Deckers stock sinks on outlook worries over Hoka, Ugg growth

Deckers Shares Dip as Slower Hoka and Ugg Growth Raises Investor Caution

Imagine your favorite sports team suddenly has to play with heavier gear. They might still win, but it’ll be harder and slower. That’s what’s happening to Deckers Brands—the company behind popular shoes like Hoka and Ugg—as new tariffs and higher prices start weighing them down.

Why Investors Should Care

Deckers Brands’ shoes are everywhere, from runners hitting the pavement in Hokas to winter walks in Ugg boots. But now, the company’s stock just dropped 15% in one day. That’s because they warned investors growth is slowing for their two biggest brands. If you own Deckers stock, or invest in retail, this could affect your portfolio and even hint at bigger trends in consumer spending.

What’s Going On?

  • Tariffs: New U.S. tariffs are making it more expensive for Deckers to bring shoes into the country. The company expects these tariffs to cost them about $150 million this year.
  • Price Hikes: To cover those costs, Deckers is raising prices. But when things cost more, shoppers might think twice before buying a new pair of shoes.
  • Slowing Growth: Hoka’s growth is expected to slow to “low teens” percentages in 2026—down from a 24% jump last year. Ugg is also expected to grow slower, in the low to mid single digits, compared to 13% last year.
  • Stock Slide: Deckers’ shares have dropped over 55% this year, showing investors are worried about these changes.

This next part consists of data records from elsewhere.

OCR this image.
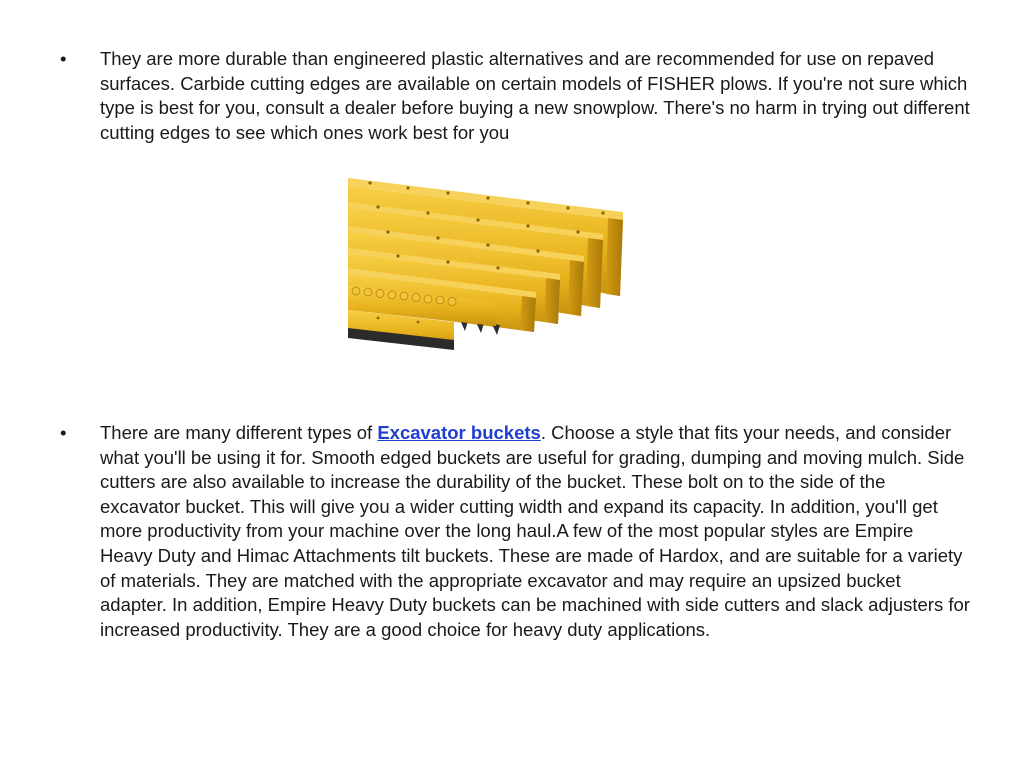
•	They are more durable than engineered plastic alternatives and are recommended for use on repaved surfaces. Carbide cutting edges are available on certain models of FISHER plows. If you're not sure which type is best for you, consult a dealer before buying a new snowplow. There's no harm in trying out different cutting edges to see which ones work best for you
•	There are many different types of Excavator buckets. Choose a style that fits your needs, and consider what you'll be using it for. Smooth edged buckets are useful for grading, dumping and moving mulch. Side cutters are also available to increase the durability of the bucket. These bolt on to the side of the excavator bucket. This will give you a wider cutting width and expand its capacity. In addition, you'll get more productivity from your machine over the long haul.A few of the most popular styles are Empire Heavy Duty and Himac Attachments tilt buckets. These are made of Hardox, and are suitable for a variety of materials. They are matched with the appropriate excavator and may require an upsized bucket adapter. In addition, Empire Heavy Duty buckets can be machined with side cutters and slack adjusters for increased productivity. They are a good choice for heavy duty applications.
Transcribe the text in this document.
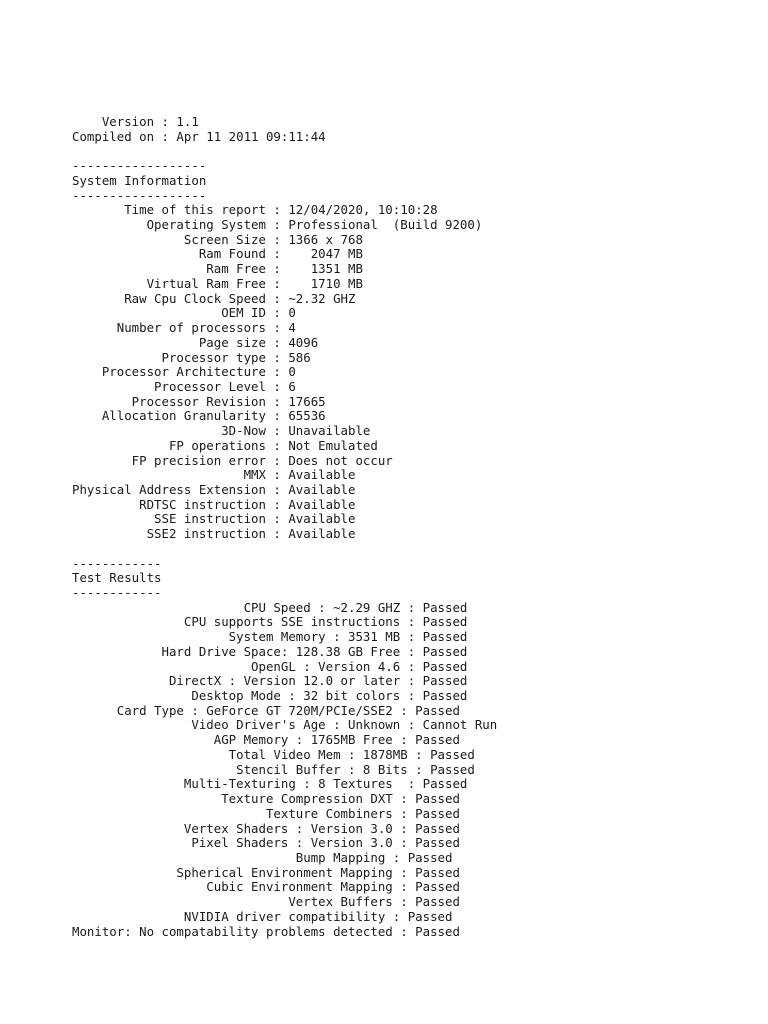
Version : 1.1
Compiled on : Apr 11 2011 09:11:44
------------------
System Information
------------------
Time of this report : 12/04/2020, 10:10:28
Operating System : Professional  (Build 9200)
Screen Size : 1366 x 768
Ram Found :    2047 MB
Ram Free :    1351 MB
Virtual Ram Free :    1710 MB
Raw Cpu Clock Speed : ~2.32 GHZ
OEM ID : 0
Number of processors : 4
Page size : 4096
Processor type : 586
Processor Architecture : 0
Processor Level : 6
Processor Revision : 17665
Allocation Granularity : 65536
3D-Now : Unavailable
FP operations : Not Emulated
FP precision error : Does not occur
MMX : Available
Physical Address Extension : Available
RDTSC instruction : Available
SSE instruction : Available
SSE2 instruction : Available
------------
Test Results
------------
CPU Speed : ~2.29 GHZ : Passed
CPU supports SSE instructions : Passed
System Memory : 3531 MB : Passed
Hard Drive Space: 128.38 GB Free : Passed
OpenGL : Version 4.6 : Passed
DirectX : Version 12.0 or later : Passed
Desktop Mode : 32 bit colors : Passed
Card Type : GeForce GT 720M/PCIe/SSE2 : Passed
Video Driver's Age : Unknown : Cannot Run
AGP Memory : 1765MB Free : Passed
Total Video Mem : 1878MB : Passed
Stencil Buffer : 8 Bits : Passed
Multi-Texturing : 8 Textures  : Passed
Texture Compression DXT : Passed
Texture Combiners : Passed
Vertex Shaders : Version 3.0 : Passed
Pixel Shaders : Version 3.0 : Passed
Bump Mapping : Passed
Spherical Environment Mapping : Passed
Cubic Environment Mapping : Passed
Vertex Buffers : Passed
NVIDIA driver compatibility : Passed
Monitor: No compatability problems detected : Passed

Bull Case: Reasons to Stay Positive

  • Brand Strength: Hoka and Ugg are still popular and leading in their markets. CEO Dave Powers says both brands have “brand heat” and strong core customers.
  • Market Share: Even with slower growth, Deckers is still gaining ground in the running shoe and boots market.
  • Long-term Confidence: Deckers’ leaders believe the company can handle these bumps and keep moving forward.

Bear Case: Reasons to Be Cautious

  • Tariff Trouble: $150 million in extra costs is a big deal, and Deckers can only offset about half with price hikes and deals with factories.
  • Consumer Squeeze: Shoppers are feeling the pinch from inflation and higher prices, so they may cut back on “fun” purchases like new shoes. According to the U.S. Bureau of Labor Statistics, consumer prices have risen nearly 20% since 2020, making every dollar count more.
  • Lowered Expectations: Deckers’ sales goal for 2026 is $5.35 billion, less than Wall Street expected. That makes some investors nervous about future profits.
  • Stock Volatility: A 55% drop in share price this year means the market is already worried about Deckers’ ability to bounce back.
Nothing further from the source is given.